Corn prices begin dropping when China begins rejecting U.S. corn shipments that contain even a trace of this new strain.
So, corn farmers begin suing Syngenta in state and Federal courts throughout the Corn Belt.
–Many of these cases are consolidated into a multi-district proceeding in the U.S. District Court in Kansas.
–Many of these cases are moving forward in a Minnesota state court, where Syngenta is located.
–And many of these cases are pending in the U.S. District Court for Southern Illinois.
The Kansas proceeding is now certified as a class action, though class certification is on appeal to the Tenth Circuit. Ag Census data from 2012 counts 2.1 million farms in the U.S., many of which plant corn and would be covered by this class action.
Jury trials in the Syngenta cases are scheduled to begin this Spring on individual farmer cases, as class representative or bellweather trials.
[An interesting / ironic twist: Syngenta is being sold to a company from China, and the proposed sale is wending its way through regulatory scrutiny.]
Proactive Mediation Orders
Back in March of this year (2016), all three Syngenta judges enter similar mediation orders and appoint the same mediator (here are links to their respective mediation orders: Kansas case, Minnesota case and Illinois case).

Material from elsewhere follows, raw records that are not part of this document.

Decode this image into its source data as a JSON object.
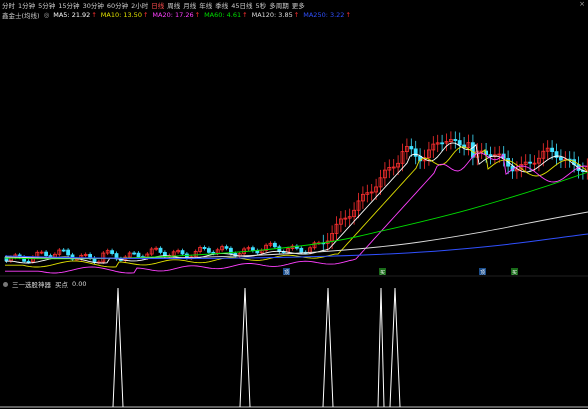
{
  "toolbar": {
    "periods": [
      "分时",
      "1分钟",
      "5分钟",
      "15分钟",
      "30分钟",
      "60分钟",
      "2小时",
      "日线",
      "周线",
      "月线",
      "年线",
      "季线",
      "45日线",
      "5秒",
      "多周期"
    ],
    "active_index": 7,
    "more_label": "更多",
    "close_glyph": "×"
  },
  "legend": {
    "title": "鑫金士(均线)",
    "ma_items": [
      {
        "text": "MA5: 21.92",
        "color": "#ffffff"
      },
      {
        "text": "MA10: 13.50",
        "color": "#e0e000"
      },
      {
        "text": "MA20: 17.26",
        "color": "#ff40ff"
      },
      {
        "text": "MA60: 4.61",
        "color": "#00dd00"
      },
      {
        "text": "MA120: 3.85",
        "color": "#dddddd"
      },
      {
        "text": "MA250: 3.22",
        "color": "#3050ff"
      }
    ]
  },
  "bottom_legend": {
    "label": "三一选股神器",
    "value_label": "买点",
    "value": "0.00"
  },
  "markers": [
    "顶",
    "买",
    "顶",
    "买"
  ],
  "colors": {
    "up": "#ff3030",
    "down": "#40e0ff",
    "ma5": "#ffffff",
    "ma10": "#e0e000",
    "ma20": "#ff40ff",
    "ma60": "#00dd00",
    "ma120": "#dddddd",
    "ma250": "#3050ff"
  }
}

–Each order identifies the mediator as a “Special Master for Settlement,” because the mediator is appointed under civil procedure Rule 53 on special masters.
These orders establish an atypical mediation process.
— Typical mediation is passive: a mediator is hired to meet with the disputing parties (usually in a one-and-done session) and help them reach a settlement.
–These orders are highly proactive: it’s more like “mediation on steroids.” [I wish I could take credit for coining this phrase.]
Each of these orders provides that the mediator may:
–Order the parties to meet face-to-face and engage in serious and meaningful negotiations.
–Construct an efficient procedure to engage the parties in settlement negotiations.
–Order production of all necessary information.
–Order the appearance of any persons necessary to settle any claims completely.
–Make recommendations to the court concerning any issues that may require resolution in order to facilitate settlement or to efficiently manage the litigation.
–Direct, supervise, monitor, and report upon implementation and compliance with the Court’s orders, and make findings and recommendations on remedial action if required.
–Require the parties to appear in person, via video conference, or telephonically.
–Pursuant to Rule 53(b)(2)(B), communicate ex parte with the Court at any time.
Next Mediation Steps in Syngenta
It’s difficult, if not impossible, to predict when (or if) the Syngenta cases will become ripe for mediated settlements on ultimate/global/final disputes. Perhaps such ripeness will occur before jury trials begin in the Spring—or maybe ripeness will await the conclusion of some of those trials.
But it seems safe to assume that the proactive mediator is, meanwhile, working diligently and behind-the-scenes to, (i) resolve interim disputes, and (ii) create a structure and organization for addressing and resolving ultimate/global/final disputes when they become ripe for settlement.
–Interim disputes example: A recent Order (Doc. 2703) from the Kansas Court reveals that the mediator helped resolve disputes over language in the initial class action notice document.
Application to Bankruptcy Cases
Syngenta is not in bankruptcy.
But the proactive mediation established by the Syngenta courts in Kansas, Minnesota and Illinois is similar to the proactive mediation established, and utilized effectively, in the City of Detroit bankruptcy and in other large bankruptcy cases.